Finished, she walked to the front room on silent paws. The man was sitting on a sofa, his feet up on the coffee table, watching football. As a human, she wouldn’t have pushed in his company, but she was a cat now and she needed human contact. So she jumped up next to him and pressed against his thigh. He was warm and made her feel safe.

A large hand landed on her head and began to pet her. It was enjoyable, and without any conscious thought she began to purr again. It was a little embarrassing, but she couldn’t stop. The man found it perfectly natural.

“You’re a pretty little thing, aren’t you. Such a beautiful red coat you have. I wonder who owns you. Maybe I should put up posters on the street.”

She stiffened and pulled away. The last thing she wanted was to advertise where she was. She didn’t think the people after her would be looking for a cat, but she couldn’t risk it. She would have to leave.
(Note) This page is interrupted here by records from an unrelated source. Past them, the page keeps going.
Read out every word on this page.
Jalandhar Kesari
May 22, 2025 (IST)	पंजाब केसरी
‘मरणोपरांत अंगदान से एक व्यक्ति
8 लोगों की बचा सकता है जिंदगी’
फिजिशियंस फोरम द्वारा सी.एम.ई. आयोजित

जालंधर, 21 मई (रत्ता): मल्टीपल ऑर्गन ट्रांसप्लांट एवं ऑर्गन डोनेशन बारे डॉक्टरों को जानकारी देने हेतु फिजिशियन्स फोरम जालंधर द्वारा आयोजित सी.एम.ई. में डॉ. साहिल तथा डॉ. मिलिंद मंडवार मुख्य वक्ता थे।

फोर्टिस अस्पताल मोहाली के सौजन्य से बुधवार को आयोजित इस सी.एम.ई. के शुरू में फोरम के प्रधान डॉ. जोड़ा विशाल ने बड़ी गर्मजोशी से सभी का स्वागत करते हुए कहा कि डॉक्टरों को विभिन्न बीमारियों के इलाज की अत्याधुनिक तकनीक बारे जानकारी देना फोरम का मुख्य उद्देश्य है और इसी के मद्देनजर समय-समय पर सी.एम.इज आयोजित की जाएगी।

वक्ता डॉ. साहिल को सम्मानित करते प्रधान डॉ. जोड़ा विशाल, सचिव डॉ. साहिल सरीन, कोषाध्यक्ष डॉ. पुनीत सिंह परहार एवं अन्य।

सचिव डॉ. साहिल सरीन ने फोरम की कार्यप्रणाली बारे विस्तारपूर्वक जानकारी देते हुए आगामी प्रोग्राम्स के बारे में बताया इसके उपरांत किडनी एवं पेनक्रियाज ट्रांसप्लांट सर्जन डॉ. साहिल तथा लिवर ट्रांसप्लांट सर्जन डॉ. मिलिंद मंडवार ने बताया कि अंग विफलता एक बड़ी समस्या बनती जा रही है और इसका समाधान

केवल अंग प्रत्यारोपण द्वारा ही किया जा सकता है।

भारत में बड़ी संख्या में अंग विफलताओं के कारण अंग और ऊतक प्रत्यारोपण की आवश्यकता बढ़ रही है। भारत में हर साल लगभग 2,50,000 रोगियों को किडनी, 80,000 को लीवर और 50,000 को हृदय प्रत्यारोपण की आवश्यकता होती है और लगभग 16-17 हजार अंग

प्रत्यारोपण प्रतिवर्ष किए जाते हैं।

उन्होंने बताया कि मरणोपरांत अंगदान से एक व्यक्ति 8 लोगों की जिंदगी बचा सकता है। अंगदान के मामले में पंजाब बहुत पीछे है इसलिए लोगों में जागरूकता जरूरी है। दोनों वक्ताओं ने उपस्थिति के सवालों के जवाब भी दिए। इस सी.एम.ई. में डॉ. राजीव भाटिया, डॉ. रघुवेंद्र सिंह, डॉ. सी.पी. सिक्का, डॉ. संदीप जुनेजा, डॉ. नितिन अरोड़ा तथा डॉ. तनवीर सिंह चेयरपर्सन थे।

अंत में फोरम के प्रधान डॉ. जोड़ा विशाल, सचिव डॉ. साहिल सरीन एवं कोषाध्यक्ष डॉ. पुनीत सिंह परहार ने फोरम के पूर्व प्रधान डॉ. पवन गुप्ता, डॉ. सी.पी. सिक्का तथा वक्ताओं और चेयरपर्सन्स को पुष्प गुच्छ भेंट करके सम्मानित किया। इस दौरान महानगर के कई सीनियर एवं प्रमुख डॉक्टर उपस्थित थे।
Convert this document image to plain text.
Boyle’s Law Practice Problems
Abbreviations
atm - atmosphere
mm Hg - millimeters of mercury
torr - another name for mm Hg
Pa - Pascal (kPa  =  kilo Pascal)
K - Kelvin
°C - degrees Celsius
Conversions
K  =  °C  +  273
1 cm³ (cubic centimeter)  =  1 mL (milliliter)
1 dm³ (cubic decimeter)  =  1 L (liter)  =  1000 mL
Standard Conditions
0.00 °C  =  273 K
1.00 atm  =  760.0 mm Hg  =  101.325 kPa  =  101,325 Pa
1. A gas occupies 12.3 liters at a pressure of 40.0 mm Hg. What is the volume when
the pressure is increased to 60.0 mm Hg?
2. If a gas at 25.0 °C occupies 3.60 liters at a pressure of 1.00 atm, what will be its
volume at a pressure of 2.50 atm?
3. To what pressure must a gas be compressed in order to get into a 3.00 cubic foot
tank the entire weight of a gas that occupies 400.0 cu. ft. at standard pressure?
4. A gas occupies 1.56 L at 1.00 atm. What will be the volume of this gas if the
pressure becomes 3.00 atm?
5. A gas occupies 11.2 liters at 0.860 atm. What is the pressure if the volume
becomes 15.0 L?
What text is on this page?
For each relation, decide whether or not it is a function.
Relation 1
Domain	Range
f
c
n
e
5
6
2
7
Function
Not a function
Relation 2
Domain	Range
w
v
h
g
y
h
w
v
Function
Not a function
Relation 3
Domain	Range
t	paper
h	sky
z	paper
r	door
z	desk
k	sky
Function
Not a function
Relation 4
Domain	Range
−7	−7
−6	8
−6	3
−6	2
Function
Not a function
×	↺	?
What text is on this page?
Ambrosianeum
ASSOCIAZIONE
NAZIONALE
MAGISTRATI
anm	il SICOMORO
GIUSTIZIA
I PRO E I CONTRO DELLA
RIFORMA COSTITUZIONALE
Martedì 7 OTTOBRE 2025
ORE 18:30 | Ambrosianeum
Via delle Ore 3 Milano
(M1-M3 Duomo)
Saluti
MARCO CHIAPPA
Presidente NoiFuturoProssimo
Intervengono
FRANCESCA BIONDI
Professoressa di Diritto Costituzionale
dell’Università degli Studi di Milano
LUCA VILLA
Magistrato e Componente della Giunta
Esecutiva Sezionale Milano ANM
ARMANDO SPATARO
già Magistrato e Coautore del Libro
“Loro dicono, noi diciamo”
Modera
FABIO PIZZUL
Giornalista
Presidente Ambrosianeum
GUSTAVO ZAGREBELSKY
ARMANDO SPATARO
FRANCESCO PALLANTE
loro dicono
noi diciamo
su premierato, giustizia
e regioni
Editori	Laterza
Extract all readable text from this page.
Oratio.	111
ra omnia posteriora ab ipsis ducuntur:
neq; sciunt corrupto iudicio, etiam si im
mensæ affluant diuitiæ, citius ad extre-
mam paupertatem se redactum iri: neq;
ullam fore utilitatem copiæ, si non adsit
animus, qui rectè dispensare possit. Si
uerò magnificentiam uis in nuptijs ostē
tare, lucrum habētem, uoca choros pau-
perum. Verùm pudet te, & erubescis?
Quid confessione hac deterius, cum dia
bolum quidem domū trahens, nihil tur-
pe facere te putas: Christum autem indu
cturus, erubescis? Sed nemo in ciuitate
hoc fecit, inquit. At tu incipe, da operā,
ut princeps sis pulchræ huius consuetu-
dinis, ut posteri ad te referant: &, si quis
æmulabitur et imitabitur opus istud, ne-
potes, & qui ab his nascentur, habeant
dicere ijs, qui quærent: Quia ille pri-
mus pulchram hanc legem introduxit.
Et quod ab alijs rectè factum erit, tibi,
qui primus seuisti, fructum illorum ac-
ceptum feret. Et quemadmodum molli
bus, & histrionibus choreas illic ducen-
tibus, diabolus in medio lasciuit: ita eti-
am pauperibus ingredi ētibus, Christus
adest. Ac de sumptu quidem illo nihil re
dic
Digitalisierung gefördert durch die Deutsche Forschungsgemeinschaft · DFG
Her heart dropped, the idea more upsetting than it should have been. She wouldn’t have stayed here no matter what he did or how nice he was. She had to get as far away as possible from those people so she could shift to human again.

Black magicians. She had thought they were a myth, bogeymen to scare the good little witches. She certainly had never heard anyone identify themselves as black witches or magicians, or announce they practiced black arts.

A year ago, a new coven had appeared in London that the white covens had instantly perceived as different. How different they hadn’t learned until this February, when the police had arrested some of its members for practicing black magic. But if her coven and other white covens in London had thought they were rid of the black witches for good, they had been badly mistaken.

The leaders of the black coven had gone undetected by the police and had been rebuilding their powerbase in secret ever since. Then they had come after the white witches.

Raven had no idea how she had ended up being captured by them. She had been returning home after the full moon rituals with her coven, waiting for a taxi with one of her coven sisters, and then … nothing. She had woken up in a bare room with no windows, surrounded by her sisters and witches from other covens.

The black practitioners had made them participate in their rituals that were so foul they still made her skin crawl, had drawn magical energy through them, rendering them too weak for performing any spells of their own, or to even contemplate escaping.

It would have been impossible to escape as a human. But not as a cat. At the first chance, having managed to evade being included in the latest ritual and so with enough magical energy to shift, she had changed form and escaped.

She was fairly sure no one had seen her. But she wasn’t clear yet; the black witches were now familiar with her magical signature and could lock on to it. Or they could be waiting for her at her home, so she couldn’t go there either. Staying in cat form would throw them off her track but it wasn’t ideal. She needed to get to the police and get them to help her sisters.

If only she could make them believe. Or remember clearly where the house was…

The man didn’t stay up late. “You can sleep at the foot of the bed,” he promised her as he prepared for the night. He took off his clothes and she fought not to blush—mentally, as the cat couldn’t blush—when she got an excellent look at his tight stomach with a clear six-pack … and more. Maybe it was the cat perspective that made him seem huge. All too soon he disappeared under the duvet. She jumped on the bed too and curled on his legs. She might as well sleep.

When she woke up, she was in human form.